After raking in profits, Wells Fargo plans to cut its workforce
If you’re still unsure who the GOP’s tax scam was always meant to help, look no further than Wells Fargo.
The banking giant is raking in profits. CEO Tim Sloan got a $4.6 million raise in March. But now Wells Fargo is about to downsize its workforce by 5-10%, putting tens of thousands of people out of a job.

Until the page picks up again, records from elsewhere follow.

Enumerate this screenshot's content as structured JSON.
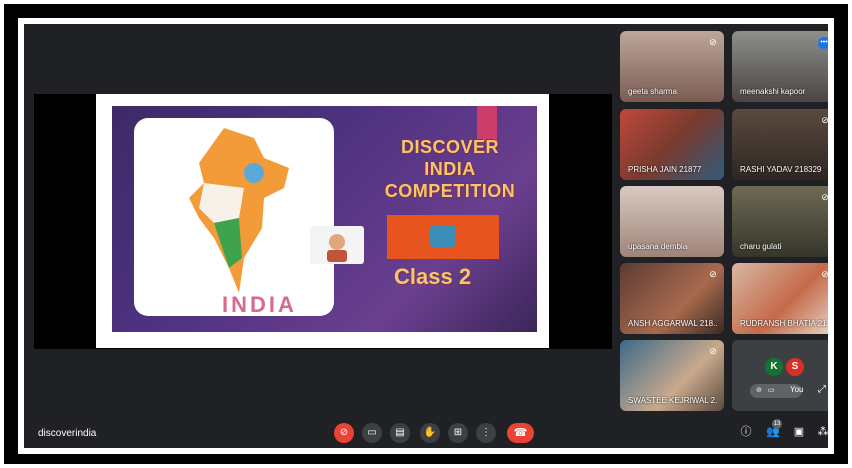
{
  "meeting": {
    "code": "discoverindia"
  },
  "presentation": {
    "title_lines": [
      "DISCOVER",
      "INDIA",
      "COMPETITION"
    ],
    "class_label": "Class  2",
    "map_word": "INDIA"
  },
  "participants": [
    {
      "name": "geeta sharma",
      "muted": true,
      "speaking": false
    },
    {
      "name": "meenakshi kapoor",
      "muted": false,
      "speaking": true
    },
    {
      "name": "PRISHA JAIN 21877",
      "muted": false,
      "speaking": false
    },
    {
      "name": "RASHI YADAV 218329",
      "muted": true,
      "speaking": false
    },
    {
      "name": "upasana dembla",
      "muted": false,
      "speaking": false
    },
    {
      "name": "charu gulati",
      "muted": true,
      "speaking": false
    },
    {
      "name": "ANSH AGGARWAL 218...",
      "muted": true,
      "speaking": false
    },
    {
      "name": "RUDRANSH BHATIA 21...",
      "muted": true,
      "speaking": false
    },
    {
      "name": "SWASTEE KEJRIWAL 2...",
      "muted": true,
      "speaking": false
    }
  ],
  "self_tile": {
    "avatars": [
      {
        "letter": "K",
        "color": "#137333"
      },
      {
        "letter": "S",
        "color": "#d93025"
      }
    ],
    "label": "You"
  },
  "toolbar": {
    "mic_icon": "mic-off-icon",
    "people_count": "13"
  },
  "colors": {
    "background": "#202124",
    "danger": "#ea4335",
    "accent": "#1a73e8"
  }
}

It’s just another reminder of the agenda behind the tax scam, enacted to line the pockets of those at the top—not workers. And it’s why Sherrod fights so hard every day to level the playing field. If you’re with him, show your support now:
USA Today: Wells Fargo plans 5% to 10% workforce cut that could affect 26,500 positions
Kevin McCoy and Janna Herron – September 20, 2018
Key points:
- Wells Fargo plans to cut its workforce by 5 to 10% within the next three years.
- The San Francisco-based bank has roughly 265,000 team members, company records show. Given the estimated personnel headcount, the projected downsizing plan could affect as many as 26,500 Wells Fargo positions under a 10% reduction.
- Sloan told company employees the downsizing represented a response to “changing customer preferences, including the accelerating adoption of digital self-service capabilities.” He similarly cited an “ongoing commitment to efficiency.”
- The workforce downsizing “will not have much of an impact on the bank’s bottom line,” predicted Michael Moebs, the CEO of Moebs Services, a research firm for the financial services industry.”
- The bank was hit with $185 million in civil penalties in Sept. 2016 as the Consumer Financial Protection Bureau, the Office of the Comptroller of the Currency and Los Angeles legal officials said Wells Fargo’s retail sales policies and the bank’s managers pushed employees to open as many customer accounts as possible.